Die Anpassungen erfolgen dabei dynamisch und in der Regel automatisiert, anhand der vom Mastering Ingenieur eingestellten Parameter. Diese Art der Klangbeeinflussung oder Manipulation ist erst mit der Digitalisierung (DAW & Plug Ins, Mastering Tools) wirklich und umfassend realisierbar. Knackgeräusche einer digitalisierten Vinyl LP lassen sich so quasi chirurgisch entfernen. Dies heisst einen extrem kurzzeitigen, hochfrequenten Störimpuls aus dem Signal entfernen und die dabei entstehende Lücke mit Informationen füllen, die aus den Bereichen vor und nach dem Störimpuls stammen. Es versteht sich, dass dies erhebliche Rechenleistungen voraussetzt, die aber heute problemlos zur Verfügung stehen. Huster, S-Zischlaute, Rauschen oder Umweltstörgeräusche lassen sich so effektiv unhörbar machen, ohne das Nutzsignal zu beeinträchtigen. Nun, 100% verlustfrei geht das natürlich nicht in jedem Fall, dennoch überwiegen die klanglichen Vorzüge der korrektiven und restorativen Mastering Tools.

Zusammengefasst stehen dem heutigen Mix- und Mastering Ingenieur eine enorme Vielfalt von Werkzeugen zur Klangbeeinflussung, Korrektur und Gestaltung zur Auswahl, die noch vor wenigen Jahren nicht oder nur ansatzweise zur Verfügung standen. Und dies in zwei Bereichen:

  1. Analyse > ein Klang kann – neben dem Ohr – nach unterschiedlichen Kriterien technisch analysiert, dargestellt und beurteilt werden.
  2. Werkzeuge > die Erkenntnisse und Ziele, die man aus der Analyse abgeleitet hat, lassen sich mit präzisen Werkzeugen umsetzen und abschliessend gehörmässig beurteilen.

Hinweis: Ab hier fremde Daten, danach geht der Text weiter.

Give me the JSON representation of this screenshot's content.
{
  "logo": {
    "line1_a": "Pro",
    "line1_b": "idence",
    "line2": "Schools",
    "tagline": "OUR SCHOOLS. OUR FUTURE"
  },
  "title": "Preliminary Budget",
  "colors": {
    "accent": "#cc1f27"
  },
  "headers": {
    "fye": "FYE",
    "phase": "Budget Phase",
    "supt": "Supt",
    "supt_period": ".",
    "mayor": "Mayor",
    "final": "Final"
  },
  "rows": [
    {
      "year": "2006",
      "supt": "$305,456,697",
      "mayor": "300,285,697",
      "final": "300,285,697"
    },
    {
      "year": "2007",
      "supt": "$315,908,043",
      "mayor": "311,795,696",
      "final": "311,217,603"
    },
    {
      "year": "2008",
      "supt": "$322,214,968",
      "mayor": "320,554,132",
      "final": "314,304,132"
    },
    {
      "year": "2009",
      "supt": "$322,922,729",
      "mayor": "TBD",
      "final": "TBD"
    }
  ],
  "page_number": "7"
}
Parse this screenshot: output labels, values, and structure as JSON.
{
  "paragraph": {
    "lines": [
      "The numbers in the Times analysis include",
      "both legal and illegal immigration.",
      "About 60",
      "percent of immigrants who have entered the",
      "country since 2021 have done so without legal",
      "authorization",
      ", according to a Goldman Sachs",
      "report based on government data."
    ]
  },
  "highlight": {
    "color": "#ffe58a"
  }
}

Hier einige Beispiele von Analyse- und Bearbeitungswerkzeugen. Weiter unten der Kommentar zu vier Titeln aus dem Jethro Tull Album „Songs from the Wood“ in unterschiedlichen Veröffentlichungen (Original 1976, Wilson Remaster 2016, CDs aus den Jahren 2003, 2007).

Bild 3: Frequenzspektrum in der Spektralanalyse (linker Bildteil) und Fourier Transform. Die visuelle Beurteilung über den ganzen Musiktitel ist sehr aufschlussreich. Zudem ermöglichen solche Analysemittel objektivere Resultate als bei ausschliesslich geöhrmässiger Beurteilung, da keine (akustische) Wiedergabekette und Raumakustik beeinflussend mitwirken.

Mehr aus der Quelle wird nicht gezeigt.